Néanmoins, la gamme de configurations géométriques est limitée par les morphologies accessibles, qui sont inhérentes au processus de minimisation de l'énergie impliqué dans l'auto-assemblage des BCP. La stratification de films minces BCP nanostructurés a été récemment proposée afin d'enrichir l'étendue des motifs géométriques obtenus.

Dans ce travail, les scientifiques ont poussé encore davantage l’exploitation de la méthode couche par couche pour générer des réseaux de nano-grilles en utilisant des films BCP nanostructurés. Ils ont tiré parti d’une combinaison subtile de forces motrices chimiques et topographiques afin de démontrer des règles de conception pour l’empilement contrôlé de couches de BCP, grâce notamment au réglage précis de l’énergie interfaciale entre les couches.

En particulier, ils ont démontré que la modification de l'énergie interfaciale entre les deux couches conduit à une disposition orthogonale ou colinéaire de la couche supérieure de BCP par rapport à la couche sous-jacente (Figure 1).

Figure 1 : Images par microscopie électronique à balayage de 2 configurations entre les couches superposées produites par auto-assemblage de BCP en film mince : (a) configuration orthogonale et (b) configuration colinéaire. Les encarts en haut à droite représentent les structures idéalisées et les FFT (transformées de Fourier rapides). Barres d'échelle : 500 nm

Plus précisément, la définition de configurations "légèrement" affines ou "totalement" neutres génère différents réseaux de nano-grilles pour lesquels l’empilement des domaines BCP de la couche supérieure est dicté par la conjonction des forces motrices chimiques et topographiques.

Les expériences de diffusion des rayons X aux petits angles en incidence rasante (GISAXS) réalisées sur la ligne SIRIUS ont été utilisées pour caractériser les différents réseaux de nano-grilles afin de retrouver les configurations expérimentales des deux couches superposées et leurs tailles caractéristiques en fonction des configurations "légèrement" affines ou "totalement" neutres (Figure 2). En particulier, les données GISAXS confirment, dans les deux cas, la formation de réseaux de nano-grilles hautement ordonnés constitués de motifs de type « ligne & espace » d'une période de 30 nm.
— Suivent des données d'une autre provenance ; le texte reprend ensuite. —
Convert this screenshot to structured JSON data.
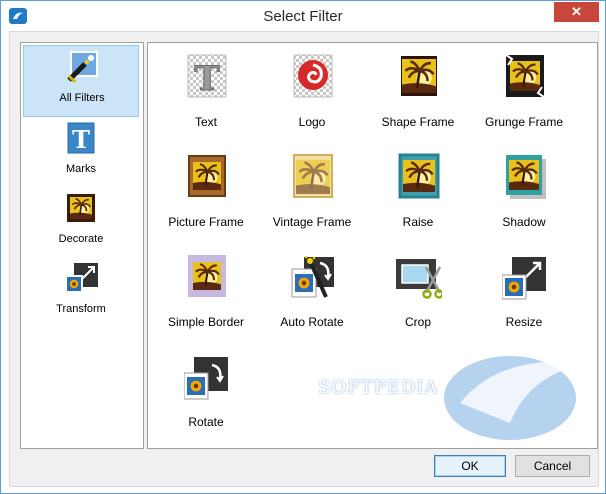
{
  "window": {
    "title": "Select Filter",
    "close_label": "✕"
  },
  "sidebar": {
    "items": [
      {
        "label": "All Filters",
        "icon": "magic-wand-icon",
        "selected": true
      },
      {
        "label": "Marks",
        "icon": "text-mark-icon",
        "selected": false
      },
      {
        "label": "Decorate",
        "icon": "framed-picture-icon",
        "selected": false
      },
      {
        "label": "Transform",
        "icon": "transform-icon",
        "selected": false
      }
    ]
  },
  "filters": [
    {
      "label": "Text",
      "icon": "text-filter-icon"
    },
    {
      "label": "Logo",
      "icon": "logo-filter-icon"
    },
    {
      "label": "Shape Frame",
      "icon": "shape-frame-icon"
    },
    {
      "label": "Grunge Frame",
      "icon": "grunge-frame-icon"
    },
    {
      "label": "Picture Frame",
      "icon": "picture-frame-icon"
    },
    {
      "label": "Vintage Frame",
      "icon": "vintage-frame-icon"
    },
    {
      "label": "Raise",
      "icon": "raise-icon"
    },
    {
      "label": "Shadow",
      "icon": "shadow-icon"
    },
    {
      "label": "Simple Border",
      "icon": "simple-border-icon"
    },
    {
      "label": "Auto Rotate",
      "icon": "auto-rotate-icon"
    },
    {
      "label": "Crop",
      "icon": "crop-icon"
    },
    {
      "label": "Resize",
      "icon": "resize-icon"
    },
    {
      "label": "Rotate",
      "icon": "rotate-icon"
    }
  ],
  "buttons": {
    "ok": "OK",
    "cancel": "Cancel"
  },
  "watermark": {
    "text": "SOFTPEDIA",
    "url": "www.softpedia.com"
  },
  "colors": {
    "selection": "#cce4f7",
    "close": "#c7483a",
    "accent": "#3c7fb1"
  }
}
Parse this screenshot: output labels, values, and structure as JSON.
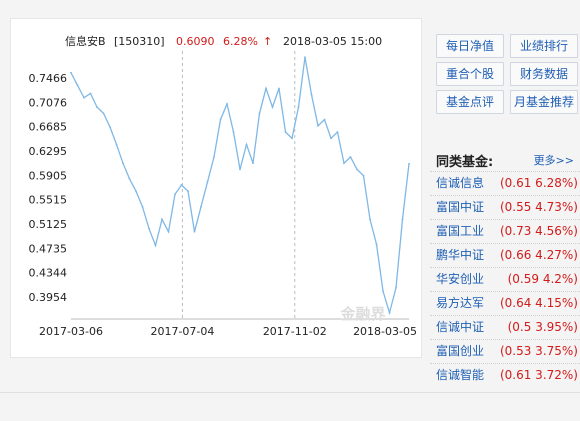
{
  "header": {
    "fund_name": "信息安B",
    "fund_code": "[150310]",
    "price": "0.6090",
    "change": "6.28%",
    "arrow": "↑",
    "datetime": "2018-03-05 15:00"
  },
  "colors": {
    "line": "#7fb8e6",
    "up": "#d21b1b",
    "link": "#1f5fb4",
    "grid": "#bbbbbb"
  },
  "chart_data": {
    "type": "line",
    "x_ticks": [
      "2017-03-06",
      "2017-07-04",
      "2017-11-02",
      "2018-03-05"
    ],
    "y_ticks": [
      "0.7466",
      "0.7076",
      "0.6685",
      "0.6295",
      "0.5905",
      "0.5515",
      "0.5125",
      "0.4735",
      "0.4344",
      "0.3954"
    ],
    "ylim": [
      0.36,
      0.79
    ],
    "grid": "vertical dashed at x ticks",
    "series": [
      {
        "x": [
          "2017-03-06",
          "2017-03-13",
          "2017-03-20",
          "2017-03-27",
          "2017-04-03",
          "2017-04-10",
          "2017-04-17",
          "2017-04-24",
          "2017-05-01",
          "2017-05-08",
          "2017-05-15",
          "2017-05-22",
          "2017-05-29",
          "2017-06-05",
          "2017-06-12",
          "2017-06-19",
          "2017-06-26",
          "2017-07-03",
          "2017-07-10",
          "2017-07-17",
          "2017-07-24",
          "2017-07-31",
          "2017-08-07",
          "2017-08-14",
          "2017-08-21",
          "2017-08-28",
          "2017-09-04",
          "2017-09-11",
          "2017-09-18",
          "2017-09-25",
          "2017-10-02",
          "2017-10-09",
          "2017-10-16",
          "2017-10-23",
          "2017-10-30",
          "2017-11-06",
          "2017-11-13",
          "2017-11-20",
          "2017-11-27",
          "2017-12-04",
          "2017-12-11",
          "2017-12-18",
          "2017-12-25",
          "2018-01-01",
          "2018-01-08",
          "2018-01-15",
          "2018-01-22",
          "2018-01-29",
          "2018-02-05",
          "2018-02-12",
          "2018-02-19",
          "2018-02-26",
          "2018-03-05"
        ],
        "y": [
          0.755,
          0.735,
          0.715,
          0.722,
          0.7,
          0.69,
          0.668,
          0.64,
          0.61,
          0.585,
          0.565,
          0.54,
          0.505,
          0.478,
          0.52,
          0.5,
          0.56,
          0.575,
          0.565,
          0.5,
          0.54,
          0.58,
          0.62,
          0.68,
          0.705,
          0.66,
          0.6,
          0.64,
          0.61,
          0.69,
          0.73,
          0.7,
          0.73,
          0.66,
          0.65,
          0.7,
          0.78,
          0.72,
          0.67,
          0.68,
          0.65,
          0.66,
          0.61,
          0.62,
          0.6,
          0.59,
          0.52,
          0.48,
          0.405,
          0.37,
          0.41,
          0.52,
          0.609
        ]
      }
    ]
  },
  "watermark": "金融界",
  "buttons": [
    "每日净值",
    "业绩排行",
    "重合个股",
    "财务数据",
    "基金点评",
    "月基金推荐"
  ],
  "peers": {
    "title": "同类基金:",
    "more": "更多>>",
    "items": [
      {
        "name": "信诚信息",
        "value": "(0.61 6.28%)"
      },
      {
        "name": "富国中证",
        "value": "(0.55 4.73%)"
      },
      {
        "name": "富国工业",
        "value": "(0.73 4.56%)"
      },
      {
        "name": "鹏华中证",
        "value": "(0.66 4.27%)"
      },
      {
        "name": "华安创业",
        "value": "(0.59 4.2%)"
      },
      {
        "name": "易方达军",
        "value": "(0.64 4.15%)"
      },
      {
        "name": "信诚中证",
        "value": "(0.5 3.95%)"
      },
      {
        "name": "富国创业",
        "value": "(0.53 3.75%)"
      },
      {
        "name": "信诚智能",
        "value": "(0.61 3.72%)"
      }
    ]
  }
}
Figure 2 : Clichés GISAXS 2D des configurations (a) orthogonales et (b) colinéaires entre les couches superposées. La séquence des tiges de Bragg confirme, pour ces 2 configurations, la formation de motifs de type « ligne & espace » d'une période de 30 nm

Ce travail élargit l'étendue du contrôle de l'auto-assemblage de couches empilées de BCP en jouant sur les méthodes d’orientation chimique et topographique. En conséquence, de nouvelles avancées dans la fabrication précise de structures complexes à l'échelle nanométrique sont attendues en utilisant cette méthode d'empilement itératif, avec des applications potentielles en lithographie, en optique ou dans les processus de séparation.